J'enroule sans grand intérêt ce foulard kamel qu'elle a eu la gentillesse de m'offrir; autant lui faire plaisir autant qu'elle l'a fait pour moi.
La porte sonne; les rumeurs sont bonnes !
Ma mère ouvre le temps que je dose le sucre dans cette foutue théière et installe notre invitée ainsi que son fils dans le salon. Sans plus attendre, accompagnée de mon plateau je leur dit bonjour. Elle a l'air d'avoir repris des couleurs, tellement belle. Joue rosée mais si pâle à la fois... on en voit pas deux des comme elle. Je lui serre tout de même un verre de thé, elle doit avoir si froid; un temps glacial tout comme ce qui me sert de cœur. On l'a laissé froid, le rayon de soleil de mes jours à prit congés.
La conversation va bon train; les sujets fusent entre nous. Le nouveau travail de maman, les notes du petit, le thé un peu trop sucré, le foulard qui paraît-il m'irait si bien, mon père... mon père.
Ça aurait dû être son anniversaire aujourd'hui, tant de souvenirs de ce jour si spécial avec lui. Il avait l'habitude de me dire que si je poussais la chansonnette il me ferait taire par tous les moyens, je n'ai jamais osé tenter la sentence. Dieu pouvait être en colère disait-il, j'ai toujours suivi ses conseils. Enfin presque.
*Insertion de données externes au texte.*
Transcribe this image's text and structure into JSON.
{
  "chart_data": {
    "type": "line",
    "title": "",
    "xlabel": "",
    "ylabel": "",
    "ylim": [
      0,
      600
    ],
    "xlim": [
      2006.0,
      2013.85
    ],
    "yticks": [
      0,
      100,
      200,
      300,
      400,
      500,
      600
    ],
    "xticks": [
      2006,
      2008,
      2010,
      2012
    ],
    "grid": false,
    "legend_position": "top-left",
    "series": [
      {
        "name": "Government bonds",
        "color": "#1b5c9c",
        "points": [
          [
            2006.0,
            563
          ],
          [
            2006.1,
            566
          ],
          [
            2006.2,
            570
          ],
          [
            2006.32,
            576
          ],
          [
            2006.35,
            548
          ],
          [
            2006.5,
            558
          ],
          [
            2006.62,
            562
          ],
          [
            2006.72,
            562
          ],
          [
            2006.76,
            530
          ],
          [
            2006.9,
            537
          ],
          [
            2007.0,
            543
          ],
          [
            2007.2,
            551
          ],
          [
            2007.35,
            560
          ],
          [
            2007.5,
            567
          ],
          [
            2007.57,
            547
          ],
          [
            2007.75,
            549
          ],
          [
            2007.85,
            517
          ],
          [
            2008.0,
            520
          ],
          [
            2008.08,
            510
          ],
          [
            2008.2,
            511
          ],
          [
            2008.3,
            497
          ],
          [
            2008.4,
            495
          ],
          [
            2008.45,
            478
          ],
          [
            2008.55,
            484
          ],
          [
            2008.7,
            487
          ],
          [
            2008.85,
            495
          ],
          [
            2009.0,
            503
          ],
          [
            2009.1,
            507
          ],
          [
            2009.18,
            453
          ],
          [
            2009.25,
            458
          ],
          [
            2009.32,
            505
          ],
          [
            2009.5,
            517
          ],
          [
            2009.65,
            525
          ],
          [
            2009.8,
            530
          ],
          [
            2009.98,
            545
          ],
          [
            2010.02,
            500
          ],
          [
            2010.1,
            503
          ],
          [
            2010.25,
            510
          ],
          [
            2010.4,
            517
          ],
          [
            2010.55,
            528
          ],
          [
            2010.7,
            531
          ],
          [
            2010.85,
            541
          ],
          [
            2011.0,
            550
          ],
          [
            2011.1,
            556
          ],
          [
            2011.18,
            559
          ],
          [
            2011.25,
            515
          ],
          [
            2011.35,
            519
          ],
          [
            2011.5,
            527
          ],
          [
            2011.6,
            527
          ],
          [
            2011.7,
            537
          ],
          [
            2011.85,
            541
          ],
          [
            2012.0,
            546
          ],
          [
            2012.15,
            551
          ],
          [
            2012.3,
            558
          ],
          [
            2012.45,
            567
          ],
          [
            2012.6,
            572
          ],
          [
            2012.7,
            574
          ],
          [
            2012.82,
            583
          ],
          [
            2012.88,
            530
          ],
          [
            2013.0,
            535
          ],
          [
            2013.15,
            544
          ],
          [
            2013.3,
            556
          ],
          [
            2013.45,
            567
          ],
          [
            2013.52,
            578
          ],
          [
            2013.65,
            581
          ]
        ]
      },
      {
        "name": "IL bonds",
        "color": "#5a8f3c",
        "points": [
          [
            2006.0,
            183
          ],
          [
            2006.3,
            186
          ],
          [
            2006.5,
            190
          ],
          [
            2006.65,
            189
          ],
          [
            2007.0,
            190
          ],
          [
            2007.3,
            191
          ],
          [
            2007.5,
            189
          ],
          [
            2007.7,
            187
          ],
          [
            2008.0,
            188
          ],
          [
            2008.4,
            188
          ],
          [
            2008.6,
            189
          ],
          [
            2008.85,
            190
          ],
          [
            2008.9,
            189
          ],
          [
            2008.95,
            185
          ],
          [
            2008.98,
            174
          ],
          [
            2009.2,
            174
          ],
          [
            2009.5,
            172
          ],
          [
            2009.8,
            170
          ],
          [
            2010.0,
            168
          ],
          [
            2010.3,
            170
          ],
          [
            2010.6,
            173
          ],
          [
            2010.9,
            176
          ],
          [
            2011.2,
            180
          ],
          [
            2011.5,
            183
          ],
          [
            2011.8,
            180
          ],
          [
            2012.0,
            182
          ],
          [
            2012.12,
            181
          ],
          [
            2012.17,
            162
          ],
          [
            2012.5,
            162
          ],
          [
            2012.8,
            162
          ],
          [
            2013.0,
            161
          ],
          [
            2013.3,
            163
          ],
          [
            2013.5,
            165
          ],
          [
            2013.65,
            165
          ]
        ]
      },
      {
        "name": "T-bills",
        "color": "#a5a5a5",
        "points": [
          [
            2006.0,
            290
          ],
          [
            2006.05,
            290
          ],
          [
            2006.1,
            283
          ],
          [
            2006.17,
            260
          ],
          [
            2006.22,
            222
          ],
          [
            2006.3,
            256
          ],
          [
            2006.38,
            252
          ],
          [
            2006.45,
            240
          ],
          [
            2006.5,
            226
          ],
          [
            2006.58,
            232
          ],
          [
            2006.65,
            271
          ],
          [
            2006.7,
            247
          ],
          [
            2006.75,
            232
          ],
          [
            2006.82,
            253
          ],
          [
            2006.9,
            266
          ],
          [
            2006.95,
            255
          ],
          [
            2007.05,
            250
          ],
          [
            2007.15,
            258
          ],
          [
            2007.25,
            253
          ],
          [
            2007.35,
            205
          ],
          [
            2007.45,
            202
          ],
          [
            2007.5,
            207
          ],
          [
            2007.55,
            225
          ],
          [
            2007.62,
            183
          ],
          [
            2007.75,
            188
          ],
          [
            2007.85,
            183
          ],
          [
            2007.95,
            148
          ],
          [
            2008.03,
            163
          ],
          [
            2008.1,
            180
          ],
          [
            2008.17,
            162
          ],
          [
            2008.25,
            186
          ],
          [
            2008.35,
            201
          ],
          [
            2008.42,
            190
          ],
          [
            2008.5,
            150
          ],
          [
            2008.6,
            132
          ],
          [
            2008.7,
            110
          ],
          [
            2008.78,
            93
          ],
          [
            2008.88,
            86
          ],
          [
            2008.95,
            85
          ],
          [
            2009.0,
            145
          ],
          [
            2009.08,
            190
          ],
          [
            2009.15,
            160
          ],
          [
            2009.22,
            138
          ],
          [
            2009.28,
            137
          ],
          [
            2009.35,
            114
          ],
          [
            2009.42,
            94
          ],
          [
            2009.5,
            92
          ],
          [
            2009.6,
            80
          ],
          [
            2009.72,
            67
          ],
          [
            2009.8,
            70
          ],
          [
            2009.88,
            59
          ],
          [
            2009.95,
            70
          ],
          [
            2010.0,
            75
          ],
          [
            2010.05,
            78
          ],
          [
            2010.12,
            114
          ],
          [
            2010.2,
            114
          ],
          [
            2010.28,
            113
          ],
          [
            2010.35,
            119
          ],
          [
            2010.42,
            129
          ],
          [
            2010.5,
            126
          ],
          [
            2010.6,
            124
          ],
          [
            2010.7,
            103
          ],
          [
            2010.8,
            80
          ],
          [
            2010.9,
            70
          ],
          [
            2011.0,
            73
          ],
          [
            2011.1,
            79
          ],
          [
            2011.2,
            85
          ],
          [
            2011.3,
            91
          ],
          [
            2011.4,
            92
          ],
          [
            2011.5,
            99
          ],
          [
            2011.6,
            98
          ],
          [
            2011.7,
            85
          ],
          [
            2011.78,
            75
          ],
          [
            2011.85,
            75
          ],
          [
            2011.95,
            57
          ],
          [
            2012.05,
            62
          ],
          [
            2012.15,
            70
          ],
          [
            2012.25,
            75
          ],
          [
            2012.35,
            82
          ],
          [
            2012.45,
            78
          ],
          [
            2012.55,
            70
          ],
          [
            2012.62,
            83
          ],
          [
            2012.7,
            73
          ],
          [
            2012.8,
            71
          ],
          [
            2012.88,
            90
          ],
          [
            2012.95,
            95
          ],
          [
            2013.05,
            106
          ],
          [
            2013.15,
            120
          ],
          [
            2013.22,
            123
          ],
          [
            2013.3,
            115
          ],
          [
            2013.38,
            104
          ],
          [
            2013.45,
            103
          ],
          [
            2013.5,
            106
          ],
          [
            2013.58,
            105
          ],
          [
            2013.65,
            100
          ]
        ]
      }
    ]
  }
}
Aqeel et moi fêtions cela à notre manière. Nous étions les rois pour imaginer des traditions plus loufoques les unes que les autres. Pour mon père, nous nous imaginions à son âge et écrivions quelques lignes destinées à l'autre pour lui expliquer les objectifs que nous nous imposerions. Il était drôle de voir que quelques unes de nos futures résolutions étaient résolues par mon cher papa, nous visions juste !
Avec qui vais-je le faire aujourd'hui ? Je vais devoir aviser seule. Pourquoi ne pas lui rendre visite pour l'occasion ? Ce serait un bon moyen de lui souhaiter sans que Dieu nous punissent. Oui, n'est-il pas conseillé de visiter les morts pour se rendre compte de ce qui nous attends ? Telle mère tel fils; elle voudrait me suivre dans mes intentions. C'est en groupe que nous nous rendons donc devant sa tombe.